4,cdnjs.cloudflare.com,https://cdnjs.cloudflare.com/ajax/libs/intl-te...,create.blade.php,customers,C:\xampp\htdocs\glob\Code\html2\packages\Webku...


In [46]:
df.shape

(229, 5)

In [23]:
now = datetime.utcnow().strftime('%Y-%m-%d')
now

'2023-06-26'

In [24]:
df.to_excel(f"external-links_{now}.xlsx", index=False)

In [25]:
df.to_csv(f"external-links_{now}.csv", index=False)

The Python script provided offers a practical and effective way to search for external links within your project files. However, depending on your specific requirements and preferences, you might consider using specialized tools or libraries that offer more advanced features for analyzing and extracting information from HTML files. Here are a few alternatives worth exploring:

1. Beautiful Soup with Requests: You can combine the power of the Beautiful Soup library, which simplifies HTML parsing, with the Requests library for making HTTP requests. This approach allows you to retrieve HTML content directly from URLs and then search for external links using Beautiful Soup's flexible querying capabilities.

2. Web scraping frameworks: Frameworks like Scrapy provide a complete solution for web scraping tasks, including parsing HTML and extracting relevant information. With Scrapy, you can define rules and selectors to navigate and extract data from web pages, which could be beneficial if you have more complex requirements beyond finding external links.

3. Custom HTML parser: If you have a deep understanding of the HTML structure in your project files and need fine-grained control, you can develop a custom HTML parser using Python's built-in libraries, such as `html.parser`. This approach requires more manual coding but provides flexibility to extract specific elements and attributes based on your project's needs.

4. IDE or code editor search functionality: Some integrated development environments (IDEs) or advanced code editors have powerful search functionality that supports regular expressions. You can leverage these features to search for specific patterns (e.g., external link structures) within your project files.

Consider the complexity of your project, the volume of files, and the desired level of automation when choosing the approach that best suits your needs. While the Python script provides a good starting point, exploring specialized tools or libraries might provide additional advantages for your specific use case.
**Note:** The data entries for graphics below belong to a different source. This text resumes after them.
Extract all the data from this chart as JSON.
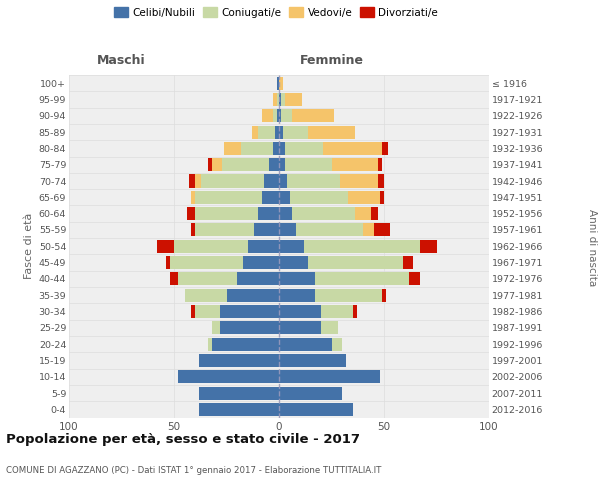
{
  "age_groups": [
    "0-4",
    "5-9",
    "10-14",
    "15-19",
    "20-24",
    "25-29",
    "30-34",
    "35-39",
    "40-44",
    "45-49",
    "50-54",
    "55-59",
    "60-64",
    "65-69",
    "70-74",
    "75-79",
    "80-84",
    "85-89",
    "90-94",
    "95-99",
    "100+"
  ],
  "birth_years": [
    "2012-2016",
    "2007-2011",
    "2002-2006",
    "1997-2001",
    "1992-1996",
    "1987-1991",
    "1982-1986",
    "1977-1981",
    "1972-1976",
    "1967-1971",
    "1962-1966",
    "1957-1961",
    "1952-1956",
    "1947-1951",
    "1942-1946",
    "1937-1941",
    "1932-1936",
    "1927-1931",
    "1922-1926",
    "1917-1921",
    "≤ 1916"
  ],
  "colors": {
    "celibi": "#4472a8",
    "coniugati": "#c8d9a5",
    "vedovi": "#f5c46a",
    "divorziati": "#cc1100"
  },
  "maschi": {
    "celibi": [
      38,
      38,
      48,
      38,
      32,
      28,
      28,
      25,
      20,
      17,
      15,
      12,
      10,
      8,
      7,
      5,
      3,
      2,
      1,
      0,
      1
    ],
    "coniugati": [
      0,
      0,
      0,
      0,
      2,
      4,
      12,
      20,
      28,
      35,
      35,
      28,
      30,
      32,
      30,
      22,
      15,
      8,
      2,
      1,
      0
    ],
    "vedovi": [
      0,
      0,
      0,
      0,
      0,
      0,
      0,
      0,
      0,
      0,
      0,
      0,
      0,
      2,
      3,
      5,
      8,
      3,
      5,
      2,
      0
    ],
    "divorziati": [
      0,
      0,
      0,
      0,
      0,
      0,
      2,
      0,
      4,
      2,
      8,
      2,
      4,
      0,
      3,
      2,
      0,
      0,
      0,
      0,
      0
    ]
  },
  "femmine": {
    "celibi": [
      35,
      30,
      48,
      32,
      25,
      20,
      20,
      17,
      17,
      14,
      12,
      8,
      6,
      5,
      4,
      3,
      3,
      2,
      1,
      1,
      0
    ],
    "coniugati": [
      0,
      0,
      0,
      0,
      5,
      8,
      15,
      32,
      45,
      45,
      55,
      32,
      30,
      28,
      25,
      22,
      18,
      12,
      5,
      2,
      0
    ],
    "vedovi": [
      0,
      0,
      0,
      0,
      0,
      0,
      0,
      0,
      0,
      0,
      0,
      5,
      8,
      15,
      18,
      22,
      28,
      22,
      20,
      8,
      2
    ],
    "divorziati": [
      0,
      0,
      0,
      0,
      0,
      0,
      2,
      2,
      5,
      5,
      8,
      8,
      3,
      2,
      3,
      2,
      3,
      0,
      0,
      0,
      0
    ]
  },
  "title": "Popolazione per età, sesso e stato civile - 2017",
  "subtitle": "COMUNE DI AGAZZANO (PC) - Dati ISTAT 1° gennaio 2017 - Elaborazione TUTTITALIA.IT",
  "xlabel_maschi": "Maschi",
  "xlabel_femmine": "Femmine",
  "ylabel_left": "Fasce di età",
  "ylabel_right": "Anni di nascita",
  "xlim": 100,
  "legend_labels": [
    "Celibi/Nubili",
    "Coniugati/e",
    "Vedovi/e",
    "Divorziati/e"
  ],
  "bg_color": "#efefef"
}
Yes, you can run the script on a schedule by utilizing task scheduling tools available on your operating system. Here are the steps to schedule the script to run automatically:

1. Determine the operating system: Identify the operating system on which you want to schedule the script. The steps for scheduling tasks may vary depending on the operating system (e.g., Windows, macOS, Linux).

2. Choose a task scheduler: Select a task scheduler suitable for your operating system. Here are a few options:

   - Windows: Task Scheduler is a built-in task scheduling tool in Windows.
   - macOS: Launchd is the default task scheduler for macOS.
   - Linux: Cron is a commonly used task scheduler for Linux systems.

3. Configure the task scheduler: Once you've chosen a task scheduler, configure it to run your Python script on the desired schedule. The specific steps may vary depending on the task scheduler you're using. Here's a general outline:

   - Identify the Python interpreter: Determine the path to the Python interpreter you want to use to run the script. For example, `/usr/bin/python` or `/usr/bin/env python3`.
   - Specify the script: Provide the full path to your Python script that you want to schedule.
   - Set the schedule: Configure the task scheduler to run the script at the desired frequency (e.g., daily, weekly) and specify the time or interval.

4. Test the scheduled task: After setting up the task scheduler, test it to ensure that the script runs as expected at the scheduled time. Verify that the script executes without errors and that the results are generated as desired.

By scheduling the script, you can automate the process of searching for external links in your project files, allowing it to run at regular intervals without manual intervention. This can be particularly useful if you want to periodically monitor and update the list of external links in your project.